By Bina Davidson, Features Editor
When I think about the turning point in my life, one specific moment comes to mind almost immediately. I was in my room in my apartment in Soho where I had a huge mirror on the wall facing my bed. I got up one cold morning and looked in the mirror, as I usually did. But for some reason, I didn’t recognize the person looking back at me.
To give you some backstory to this life changing moment, I will trust you, my reader, with some personal aspects of my life. The year 2019-2020 was hell, to say the least. I had gone through some really hard moments, or weeks as I should more accurately say, and I came out of the year a different person. These changes happened slowly and unbeknownst to me. Those around me saw me become someone they did not recognize, but when they called me out on it, I denied that I was any different. I made excuses for every stupid decision I made and ignored their concerns.
I was always someone who suffered from some anxiety, but as the year went on, it became that much worse. I remember clearly the day I had my first panic attack in the school building. I was walking up the steps from the 245 cafeteria when my anxiety overcame me and I began to cry and shake on the stairs. My lungs betrayed me and I began to feel as though there was no oxygen left in the entire building to help me live another minute. I cried in my friend’s arms and she held me, calming me down, reminding me that I will be okay.
After this situation, I began to notice the increase of anxious feelings I had throughout the day with clarity. In the time following the panic attack, I went through many more depressive episodes than I had ever experienced. I think a part of me knew that I needed help, but instead of listening to that part of me, I did not listen to the feeling. On a daily basis, I chose to ignore my own mental health and stay in an unhealthy situation which was ruining my life. I was so far deep in it that I was more afraid of changing my environment than of who I would become if I stayed. And so, I stayed. Not only did my mental health rapidly decline, but my personality faded as well. I no longer did anything to help or protect myself. That was until I was forced into an awakening.
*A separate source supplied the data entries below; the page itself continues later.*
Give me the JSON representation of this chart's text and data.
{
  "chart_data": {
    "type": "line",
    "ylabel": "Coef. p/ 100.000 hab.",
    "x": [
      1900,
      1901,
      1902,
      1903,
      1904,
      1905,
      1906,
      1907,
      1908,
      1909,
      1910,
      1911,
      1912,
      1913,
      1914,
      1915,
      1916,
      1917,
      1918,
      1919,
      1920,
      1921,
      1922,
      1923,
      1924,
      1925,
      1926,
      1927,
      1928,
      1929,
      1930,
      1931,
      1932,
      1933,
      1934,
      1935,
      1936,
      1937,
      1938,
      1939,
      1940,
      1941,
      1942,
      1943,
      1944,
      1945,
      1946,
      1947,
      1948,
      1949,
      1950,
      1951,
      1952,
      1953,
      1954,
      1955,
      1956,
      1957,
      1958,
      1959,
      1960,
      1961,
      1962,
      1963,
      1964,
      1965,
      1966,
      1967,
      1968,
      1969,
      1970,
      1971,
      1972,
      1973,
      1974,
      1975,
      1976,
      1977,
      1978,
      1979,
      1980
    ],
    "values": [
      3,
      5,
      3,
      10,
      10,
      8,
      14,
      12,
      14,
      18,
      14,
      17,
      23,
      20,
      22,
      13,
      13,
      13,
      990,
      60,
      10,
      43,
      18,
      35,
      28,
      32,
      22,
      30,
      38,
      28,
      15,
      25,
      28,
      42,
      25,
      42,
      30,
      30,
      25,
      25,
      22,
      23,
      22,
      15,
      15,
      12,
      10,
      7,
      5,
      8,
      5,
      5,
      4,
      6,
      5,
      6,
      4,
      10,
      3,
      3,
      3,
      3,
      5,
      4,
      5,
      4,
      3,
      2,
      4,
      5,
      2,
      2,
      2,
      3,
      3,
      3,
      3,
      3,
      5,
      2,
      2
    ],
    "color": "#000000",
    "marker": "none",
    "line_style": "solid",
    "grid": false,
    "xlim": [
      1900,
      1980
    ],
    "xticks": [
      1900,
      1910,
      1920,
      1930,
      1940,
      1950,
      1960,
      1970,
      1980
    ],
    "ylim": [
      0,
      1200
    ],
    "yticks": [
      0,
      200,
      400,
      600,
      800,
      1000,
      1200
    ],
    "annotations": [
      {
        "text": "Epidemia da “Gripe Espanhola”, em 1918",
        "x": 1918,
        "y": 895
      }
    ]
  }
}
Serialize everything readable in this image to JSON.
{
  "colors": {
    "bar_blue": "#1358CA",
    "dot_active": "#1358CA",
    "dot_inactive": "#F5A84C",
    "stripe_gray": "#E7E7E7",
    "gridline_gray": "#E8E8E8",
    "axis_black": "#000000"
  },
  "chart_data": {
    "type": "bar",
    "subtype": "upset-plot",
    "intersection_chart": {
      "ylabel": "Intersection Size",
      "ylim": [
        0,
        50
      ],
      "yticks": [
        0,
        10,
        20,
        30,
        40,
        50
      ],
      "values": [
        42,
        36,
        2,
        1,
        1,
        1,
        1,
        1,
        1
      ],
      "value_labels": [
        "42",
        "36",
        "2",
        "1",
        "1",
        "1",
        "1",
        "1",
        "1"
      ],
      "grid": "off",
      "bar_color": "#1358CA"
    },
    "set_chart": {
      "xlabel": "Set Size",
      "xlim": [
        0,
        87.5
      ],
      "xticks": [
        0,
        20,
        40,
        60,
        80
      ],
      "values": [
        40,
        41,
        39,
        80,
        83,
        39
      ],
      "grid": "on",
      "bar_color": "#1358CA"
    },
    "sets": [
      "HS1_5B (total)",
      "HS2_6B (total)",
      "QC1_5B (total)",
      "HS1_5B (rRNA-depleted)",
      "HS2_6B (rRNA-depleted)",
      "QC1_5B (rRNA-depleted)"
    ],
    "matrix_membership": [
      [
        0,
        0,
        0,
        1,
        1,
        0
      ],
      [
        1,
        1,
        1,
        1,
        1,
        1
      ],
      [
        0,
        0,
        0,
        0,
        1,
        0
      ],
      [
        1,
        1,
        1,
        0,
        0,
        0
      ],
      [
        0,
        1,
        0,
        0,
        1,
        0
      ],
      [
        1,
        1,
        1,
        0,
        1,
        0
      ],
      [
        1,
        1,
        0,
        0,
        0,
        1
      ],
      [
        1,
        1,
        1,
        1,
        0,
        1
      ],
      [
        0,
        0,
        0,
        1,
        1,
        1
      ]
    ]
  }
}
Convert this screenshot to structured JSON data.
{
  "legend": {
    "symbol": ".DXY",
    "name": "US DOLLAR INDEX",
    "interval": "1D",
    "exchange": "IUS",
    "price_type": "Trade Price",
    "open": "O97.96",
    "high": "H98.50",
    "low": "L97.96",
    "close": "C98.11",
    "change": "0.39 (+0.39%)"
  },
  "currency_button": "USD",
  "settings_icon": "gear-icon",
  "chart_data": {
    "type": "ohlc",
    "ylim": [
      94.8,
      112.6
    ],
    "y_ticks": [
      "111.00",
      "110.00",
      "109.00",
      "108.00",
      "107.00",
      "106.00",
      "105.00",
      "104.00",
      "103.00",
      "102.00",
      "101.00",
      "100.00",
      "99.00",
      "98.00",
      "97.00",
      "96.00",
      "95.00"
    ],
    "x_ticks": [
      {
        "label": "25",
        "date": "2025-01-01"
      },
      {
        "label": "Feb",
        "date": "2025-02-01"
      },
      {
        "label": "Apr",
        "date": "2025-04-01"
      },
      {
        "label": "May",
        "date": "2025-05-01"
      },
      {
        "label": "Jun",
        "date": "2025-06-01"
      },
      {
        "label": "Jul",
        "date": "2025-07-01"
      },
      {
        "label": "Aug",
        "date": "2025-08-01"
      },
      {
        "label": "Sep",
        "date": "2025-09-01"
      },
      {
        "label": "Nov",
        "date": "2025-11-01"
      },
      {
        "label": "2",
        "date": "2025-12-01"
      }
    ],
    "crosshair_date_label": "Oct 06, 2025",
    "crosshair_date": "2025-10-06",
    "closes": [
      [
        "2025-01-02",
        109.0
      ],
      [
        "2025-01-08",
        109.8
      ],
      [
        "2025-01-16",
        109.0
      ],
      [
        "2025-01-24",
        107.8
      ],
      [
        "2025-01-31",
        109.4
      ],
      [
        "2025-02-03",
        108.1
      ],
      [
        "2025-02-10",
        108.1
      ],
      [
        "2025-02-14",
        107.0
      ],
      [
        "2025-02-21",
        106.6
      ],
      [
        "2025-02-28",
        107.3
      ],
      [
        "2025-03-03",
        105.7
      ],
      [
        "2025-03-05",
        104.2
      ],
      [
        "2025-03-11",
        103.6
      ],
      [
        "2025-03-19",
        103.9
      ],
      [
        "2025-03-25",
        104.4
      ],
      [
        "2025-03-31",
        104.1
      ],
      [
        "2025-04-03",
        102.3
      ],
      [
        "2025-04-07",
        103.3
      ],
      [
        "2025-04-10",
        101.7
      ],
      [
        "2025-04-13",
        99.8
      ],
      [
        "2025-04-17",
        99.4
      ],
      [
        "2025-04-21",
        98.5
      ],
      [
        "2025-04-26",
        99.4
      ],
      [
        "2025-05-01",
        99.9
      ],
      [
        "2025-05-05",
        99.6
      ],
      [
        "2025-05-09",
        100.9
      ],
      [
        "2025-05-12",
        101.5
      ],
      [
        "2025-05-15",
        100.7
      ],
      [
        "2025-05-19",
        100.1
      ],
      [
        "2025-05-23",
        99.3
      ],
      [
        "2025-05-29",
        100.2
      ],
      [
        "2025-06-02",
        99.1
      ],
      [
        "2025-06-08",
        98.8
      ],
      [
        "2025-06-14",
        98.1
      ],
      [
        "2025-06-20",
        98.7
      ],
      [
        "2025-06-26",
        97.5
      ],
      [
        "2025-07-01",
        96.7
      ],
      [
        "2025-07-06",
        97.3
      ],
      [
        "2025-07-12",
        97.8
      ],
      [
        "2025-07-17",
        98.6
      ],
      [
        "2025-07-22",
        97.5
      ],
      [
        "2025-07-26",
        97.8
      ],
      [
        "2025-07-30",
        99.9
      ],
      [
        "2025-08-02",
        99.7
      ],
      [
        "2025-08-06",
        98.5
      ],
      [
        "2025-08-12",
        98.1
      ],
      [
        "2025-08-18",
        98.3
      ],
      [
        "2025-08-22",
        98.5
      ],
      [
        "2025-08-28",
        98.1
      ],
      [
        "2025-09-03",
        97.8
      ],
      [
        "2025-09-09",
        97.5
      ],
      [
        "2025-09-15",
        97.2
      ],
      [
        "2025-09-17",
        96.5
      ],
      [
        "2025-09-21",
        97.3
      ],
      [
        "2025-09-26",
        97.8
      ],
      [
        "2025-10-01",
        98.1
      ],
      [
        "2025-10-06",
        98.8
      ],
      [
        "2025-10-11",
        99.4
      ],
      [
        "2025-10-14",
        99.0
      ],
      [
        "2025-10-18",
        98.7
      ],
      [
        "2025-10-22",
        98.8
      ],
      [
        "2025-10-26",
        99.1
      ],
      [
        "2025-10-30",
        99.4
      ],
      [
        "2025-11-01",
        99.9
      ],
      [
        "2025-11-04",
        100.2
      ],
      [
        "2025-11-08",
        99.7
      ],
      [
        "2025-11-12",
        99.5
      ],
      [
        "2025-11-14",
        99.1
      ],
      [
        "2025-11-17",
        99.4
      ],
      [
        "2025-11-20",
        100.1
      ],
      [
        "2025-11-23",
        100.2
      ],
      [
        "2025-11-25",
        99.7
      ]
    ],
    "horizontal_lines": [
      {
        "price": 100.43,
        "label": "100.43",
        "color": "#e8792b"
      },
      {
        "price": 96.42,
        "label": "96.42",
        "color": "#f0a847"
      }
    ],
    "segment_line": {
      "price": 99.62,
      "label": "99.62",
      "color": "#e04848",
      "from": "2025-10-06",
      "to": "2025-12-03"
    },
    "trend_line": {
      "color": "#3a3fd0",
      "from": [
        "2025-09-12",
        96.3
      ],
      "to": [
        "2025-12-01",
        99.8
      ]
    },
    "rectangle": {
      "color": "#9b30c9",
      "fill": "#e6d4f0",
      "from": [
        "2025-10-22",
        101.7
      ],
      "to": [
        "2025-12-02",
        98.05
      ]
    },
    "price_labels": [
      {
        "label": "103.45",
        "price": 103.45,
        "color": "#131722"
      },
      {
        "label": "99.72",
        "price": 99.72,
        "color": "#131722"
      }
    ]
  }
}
As many say, everything happens for a reason. I truly believe that and although I couldn’t see it at the time, what happened to me was a blessing. Unexpectedly, I was pulled from my terrible situation. All of the toxicity that was negatively affecting me was stripped away in one moment and I was forced to undergo withdrawal, in a sense. It was the hardest thing I had to experience, harder than the actual situation that was hurting me, or so I felt at the time. The next few weeks were spent in my bed, crying. My family, friends and loved ones tried their best to help me. They came up with distractions and extracurriculars, plus bought some good old chocolate which held me together for weeks. I am forever grateful to those who kept me afloat.
This brings us back to this moment that cold morning. As I stared at myself, mascara running down my face, I thought “Who the F am I?? Who have I become?? I miss just being me. I want to be ME, Bina Davidson.” I knew the only way to get back on my feet was to start fresh. I looked at myself and swore I would get through this. I would not only survive, but I will bounce back better than ever.
The most important rule I made for myself as I looked in the mirror was to be authentic to myself. I knew that I was never to lie to myself or stay in an unhealthy situation again. If I am hurting, I absolutely must do what I can as soon as possible to help myself. I learned that protecting others is not okay if it means that I will get ruined in the process. I began making slower decisions. I allowed myself to take the time to think about what was good for me, no longer including myself as the last factor in the decision making process. These steps may seem small, but for me, they were crucial.
Changing internally was the most integral part of the journey, but changing externally helped as well. I needed something tangible so that when I looked in the mirror, I was physically different than the poor girl I was before. I decided to finally dye my hair in the way I had always wanted. I also began to eat healthier and shed some pounds in a healthy way. I went on a shopping spree and changed up my look and felt confident.
After a few months, I finally found a therapist with whom I connected well with and was able to begin a more intensive healing process. Soon after I began therapy, I was diagnosed with anxiety, depression and PTSD. In order to help with my trauma and anxiety, I began a specialized type of therapy as well as medication which have been a huge help.
These diagnoses allowed me to begin another huge step in my journey. Forgiveness.
I wish I could sit here and share that forgiving myself was a huge accomplishment and I am past that stage, but alas that is not the truth. It has been the hardest step yet, but I know that it will allow me to finally end that chapter in my life and give me that final piece of closure I have been so desperately searching for. I know that what I had gone through was real, the pain that I felt and occasionally still do feel is coming from a real place. Knowing that my panic attacks from “minor” things aren’t me being dramatic rather my body’s response to trauma allows me to stop blaming myself for what I went through.
I look back to that challenging year and often wonder how I got to that place. I still have no answer to that, and I know that I probably will never get an answer. What I do know is that I rose above it all and got myself back to a place where I am incredibly proud of who I have become.